Secara eksplisit ayat ini melarang sakhara (mengolok-olok) dan tanabazu bil-alqab (memanggil dengan gelar buruk). Model perilaku ini secara langsung mudah terjadi dalam komunikasi digital seperti pada praktik flaming atau cyberbullying di media sosial. Ada faktor mengapa kondisi ini terjadi, seperti ketidakmampuan mengendalikan diri, kebencian, dan superioritas.
Imam Al-Ghazali dalam Iḥya’ Ulumiddīn telah mengingatkan bahwa menjaga kehormatan sama pentingnya dengan menjaga jiwa. Secara implisit, pesan ini dalam konteks digital sebagai bentuk peneguhan tentang pentingnya perlindungan reputasi dan privasi digital.
Suler, psikolog media, menjelaskan bahwa fenomena disinhibition effect di dunia maya, di mana anonimitas dan jarak fisik, seringkali membuat individu lebih berani melanggar norma sosial dan etika komunikasi. Prinsip Al-Qur’an ini menjadi penahan moral yang mengajarkan pentingnya empati digital dan kesadaran bahwa interaksi online pun dipertanggungjawabkan di hadapan hukum dan Tuhan.
Ketiga, prinsip keseimbangan hidup dan kolaborasi. Tantangan peradaban digital selanjutnya adalah digital-analog divide dalam kehidupan sehari-hari, yaitu ketergantungan digital dan erosi interaksi sosial langsung. Konsep tawazun (keseimbangan) dalam Islam memastikan bahwa teknologi digunakan untuk mencapai kebahagiaan dunia dan akhirat. “Dan carilah pada apa yang telah dianugerahkan Allah kepadamu (kebahagiaan) negeri akhirat, dan janganlah kamu lupakan bagianmu dari (kenikmatan) dunia.” (QS. Al-Qasas [28]: 77).
Imam ath-Thabari menafsirkan ayat ini sebagai kewajiban menyeimbangkan aspek spiritual (akhirah) dan material (dunya). Dalam konteks digital, ini berarti mengatur digital well-being, yakni memanfaatkan teknologi untuk kemudahan (dunia) sambil menjadikannya sarana peningkatan spiritual, sosial, dan kontribusi nyata yang bermanfaat bagi kehidupan (akhirah).
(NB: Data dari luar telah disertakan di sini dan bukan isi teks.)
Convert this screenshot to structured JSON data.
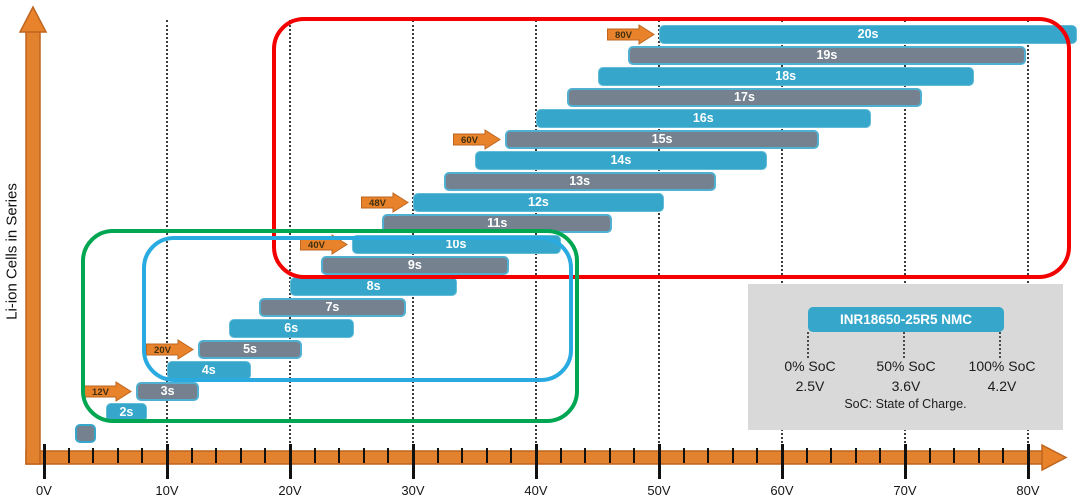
{
  "colors": {
    "bar_blue": "#36a7cb",
    "bar_gray": "#75818f",
    "axis_orange": "#e2812e",
    "axis_orange_dark": "#be651e",
    "arrow_orange": "#e8832b",
    "arrow_text": "#402e10",
    "box_red": "#f40000",
    "box_green": "#00a651",
    "box_blue": "#29abe2",
    "legend_bg": "#d9d9d9"
  },
  "chart_data": {
    "type": "bar",
    "orientation": "horizontal-range-bars",
    "title": "",
    "ylabel": "Li-ion Cells in Series",
    "xlabel": "",
    "x_unit": "V",
    "x_ticks": [
      "0V",
      "10V",
      "20V",
      "30V",
      "40V",
      "50V",
      "60V",
      "70V",
      "80V"
    ],
    "x_tick_volts": [
      0,
      10,
      20,
      30,
      40,
      50,
      60,
      70,
      80
    ],
    "x_minor_step_volts": 2,
    "x_range_volts": [
      0,
      84
    ],
    "grid": "dotted-vertical-every-10V",
    "cell_voltage": {
      "min_v": 2.5,
      "nominal_v": 3.6,
      "max_v": 4.2
    },
    "series": [
      {
        "label": "20s",
        "cells": 20,
        "min_v": 50.0,
        "max_v": 84.0,
        "style": "blue"
      },
      {
        "label": "19s",
        "cells": 19,
        "min_v": 47.5,
        "max_v": 79.8,
        "style": "gray"
      },
      {
        "label": "18s",
        "cells": 18,
        "min_v": 45.0,
        "max_v": 75.6,
        "style": "blue"
      },
      {
        "label": "17s",
        "cells": 17,
        "min_v": 42.5,
        "max_v": 71.4,
        "style": "gray"
      },
      {
        "label": "16s",
        "cells": 16,
        "min_v": 40.0,
        "max_v": 67.2,
        "style": "blue"
      },
      {
        "label": "15s",
        "cells": 15,
        "min_v": 37.5,
        "max_v": 63.0,
        "style": "gray"
      },
      {
        "label": "14s",
        "cells": 14,
        "min_v": 35.0,
        "max_v": 58.8,
        "style": "blue"
      },
      {
        "label": "13s",
        "cells": 13,
        "min_v": 32.5,
        "max_v": 54.6,
        "style": "gray"
      },
      {
        "label": "12s",
        "cells": 12,
        "min_v": 30.0,
        "max_v": 50.4,
        "style": "blue"
      },
      {
        "label": "11s",
        "cells": 11,
        "min_v": 27.5,
        "max_v": 46.2,
        "style": "gray"
      },
      {
        "label": "10s",
        "cells": 10,
        "min_v": 25.0,
        "max_v": 42.0,
        "style": "blue"
      },
      {
        "label": "9s",
        "cells": 9,
        "min_v": 22.5,
        "max_v": 37.8,
        "style": "gray"
      },
      {
        "label": "8s",
        "cells": 8,
        "min_v": 20.0,
        "max_v": 33.6,
        "style": "blue"
      },
      {
        "label": "7s",
        "cells": 7,
        "min_v": 17.5,
        "max_v": 29.4,
        "style": "gray"
      },
      {
        "label": "6s",
        "cells": 6,
        "min_v": 15.0,
        "max_v": 25.2,
        "style": "blue"
      },
      {
        "label": "5s",
        "cells": 5,
        "min_v": 12.5,
        "max_v": 21.0,
        "style": "gray"
      },
      {
        "label": "4s",
        "cells": 4,
        "min_v": 10.0,
        "max_v": 16.8,
        "style": "blue"
      },
      {
        "label": "3s",
        "cells": 3,
        "min_v": 7.5,
        "max_v": 12.6,
        "style": "gray"
      },
      {
        "label": "2s",
        "cells": 2,
        "min_v": 5.0,
        "max_v": 8.4,
        "style": "blue"
      },
      {
        "label": "",
        "cells": 1,
        "min_v": 2.5,
        "max_v": 4.2,
        "style": "outline"
      }
    ],
    "system_arrows": [
      {
        "label": "80V",
        "target_cells": 20
      },
      {
        "label": "60V",
        "target_cells": 15
      },
      {
        "label": "48V",
        "target_cells": 12
      },
      {
        "label": "40V",
        "target_cells": 10
      },
      {
        "label": "20V",
        "target_cells": 5
      },
      {
        "label": "12V",
        "target_cells": 3
      }
    ],
    "group_boxes": [
      {
        "name": "red-group",
        "color": "#f40000",
        "cells": [
          9,
          20
        ],
        "volts": [
          18.5,
          83.5
        ]
      },
      {
        "name": "green-group",
        "color": "#00a651",
        "cells": [
          2,
          10
        ],
        "volts": [
          3.0,
          43.5
        ]
      },
      {
        "name": "blue-group",
        "color": "#29abe2",
        "cells": [
          4,
          10
        ],
        "volts": [
          8.0,
          43.0
        ]
      }
    ]
  },
  "legend": {
    "battery_label": "INR18650-25R5 NMC",
    "points": [
      {
        "soc": "0% SoC",
        "voltage": "2.5V"
      },
      {
        "soc": "50% SoC",
        "voltage": "3.6V"
      },
      {
        "soc": "100% SoC",
        "voltage": "4.2V"
      }
    ],
    "note": "SoC: State of Charge."
  }
}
Selain itu, prinsip ta’awun (tolong-menolong) dalam kebaikan (QS. Al-Ma’idah [5]: 2) mendorong penggunaan platform digital sebagai sarana kolaborasi positif, melawan individualisme yang dipicu oleh gawai. Psikologi melihat ketergantungan digital sebagai perilaku adiktif yang memicu fomo. Prinsip Tawazun berfungsi sebagai kerangka terapi perilaku, yaitu mengatur batas waktu (digital detox) dan memprioritaskan interaksi offline. Teknologi harusnya memperkuat, bukan menggantikan, modal sosial (social capital) yang telah ada.